Now my dishwasher is broken.
Careful readers, meaning readers who’ve read me for the last two days, will note my refrigerator stopped running this weekend. I now have the fridge plugged into my orange Christmas lights extension cord, and it’s draped becomingly across my kitchen floor and up onto the cupboards where it’s joined in holy matrimony with a power strip. Won’t you join my tour of homes?
That was hideous enough. Now the dishwasher just up and died. Up and died like Mr. Bojangles’ dog. So once again, to avoid a repair person coming in here and infecting me and all my children
[I totally just Erica Kane’d your ass]
I’ve gone ahead and ordered dish soap, a tub and a rack to do dishes by hand. Goddammit. This shit is getting more Little House by the minute. You remember all the stories of Laura ordering Palmolive through Amazon.
What could be wrong? Why the fridge plug and now my dishwasher? You don’t plug in a dishwasher, or do you? Oh, GOD.
The good news is, my footstool is done, so I’ve helped that small business, along with my giant contribution to Kit with my $15 flower paintings. Hey, Kit, do you have a nice small side table? I can’t afford it yet because foot$tool. Still. Keep me informed for next pay period.
I also ordered a t-shirt from my friend’s general store out in the country. I already had one in blue and it’s the softest t-shirt I own. So I ordered one in salmon and it came yesterday. I’m swimmin’ upstream in it!
Am I ever.
Also, while we’re up, here’s my tarot reading for this month, under the category “The home.” I keep the notes from my readings on my phone, for quick access.
“Major” doesn’t mean a major appliance. It’s me telling myself that this was a major arcana card.
This is a major arcana card. It’s the ones that read The Emperor or The Fool or what have you instead of six of wands or eight of cups, etc. When you draw a major arcana, it means this part will have more of an influence on your life than if you’d drawn, say, a Page of Swords.
Back in the late ’90s, Marvin and I moved into a cool 1940s-era duplex in LA. It was absolutely magnificent, favorite place I ever lived, except for one thing: No dishwasher.
So Marvin and I, being the modern equitable couple we were, decided to take turns doing dishes. The thing is, we’d eat something and then I’d go do dishes. Then it’d be his turn.

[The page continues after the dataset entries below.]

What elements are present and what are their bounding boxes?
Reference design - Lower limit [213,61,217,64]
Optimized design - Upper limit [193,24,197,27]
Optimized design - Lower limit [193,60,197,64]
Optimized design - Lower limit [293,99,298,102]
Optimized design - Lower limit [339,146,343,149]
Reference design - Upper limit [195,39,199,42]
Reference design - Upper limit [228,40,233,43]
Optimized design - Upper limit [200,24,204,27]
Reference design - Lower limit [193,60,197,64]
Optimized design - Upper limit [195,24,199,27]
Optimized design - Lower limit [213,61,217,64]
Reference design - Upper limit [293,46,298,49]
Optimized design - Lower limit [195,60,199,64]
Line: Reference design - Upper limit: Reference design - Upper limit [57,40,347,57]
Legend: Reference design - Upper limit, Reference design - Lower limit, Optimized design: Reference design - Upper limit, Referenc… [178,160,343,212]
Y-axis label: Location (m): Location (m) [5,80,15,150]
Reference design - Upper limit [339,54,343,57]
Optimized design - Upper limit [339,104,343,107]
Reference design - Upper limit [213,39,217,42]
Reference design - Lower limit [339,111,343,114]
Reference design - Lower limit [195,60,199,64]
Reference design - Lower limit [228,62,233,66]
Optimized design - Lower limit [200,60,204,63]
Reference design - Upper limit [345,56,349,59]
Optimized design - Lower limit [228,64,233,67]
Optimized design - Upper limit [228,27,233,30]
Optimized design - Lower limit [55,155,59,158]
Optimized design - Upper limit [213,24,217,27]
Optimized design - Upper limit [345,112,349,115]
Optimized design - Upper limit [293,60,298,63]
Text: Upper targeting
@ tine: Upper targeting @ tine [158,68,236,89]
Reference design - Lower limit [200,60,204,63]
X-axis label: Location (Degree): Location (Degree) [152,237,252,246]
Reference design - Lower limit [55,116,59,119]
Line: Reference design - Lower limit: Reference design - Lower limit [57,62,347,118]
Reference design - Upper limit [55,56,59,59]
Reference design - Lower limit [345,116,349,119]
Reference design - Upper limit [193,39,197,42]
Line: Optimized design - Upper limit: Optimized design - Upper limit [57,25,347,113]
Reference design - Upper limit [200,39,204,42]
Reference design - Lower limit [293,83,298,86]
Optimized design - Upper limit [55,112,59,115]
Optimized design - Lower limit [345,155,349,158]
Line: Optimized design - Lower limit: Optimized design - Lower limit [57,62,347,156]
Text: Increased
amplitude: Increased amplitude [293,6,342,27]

Breakfast? No dish-doing after. Lunch? Eh, do them later.
Marvin would wait until we were using clothespins as cutlery and measuring cups for, you know, cups. And then he’d stand there and complain about how long it took to do dishes.
We lived in that place for six years. Did he ever learn? He did not.
I remember out that kitchen window you could see the triplex of our neighbor, Mr. Robert, and his wife, Mrs. Robert. According to Alicia, who lived across the street, they once got into a fight and she heard Mrs. Robert screeching, “Fuck-a you! FUCK-A YOU!”
They were foreign. I forget where they were from. Everybody was foreign in LA. I once counted how many people at work spoke with accents and I had more coworkers with accents than without. It was cool.
Anyway, Mr. and Mrs. Robert (his real name was so not Robert, but he said it was Robert, so okay) had a mother who lived in the front apartment of the triplex, and a caretaker came every day to help out. The caretaker would go in the yard and do tai chi, and sometimes I’d take my hands out of the soapy water and do tai chi with her in my kitchen.
The Mrs. Robert mother watched very loud Korean dramas, and eventually I got into them too, a thing that annoyed the bejeesus out of Marvin, as apparently it’s hard to tune out Korean from another room. Maybe Mr. and Mrs. and Mother Robert were Korean. See how nothing gets past this rapier mind?
When I should have had a blog is back then, when I lived in that cool neighborhood in that cool apartment. Life was just more interesting then. But then and now I am dishwasherless and pandemicky and goddammit.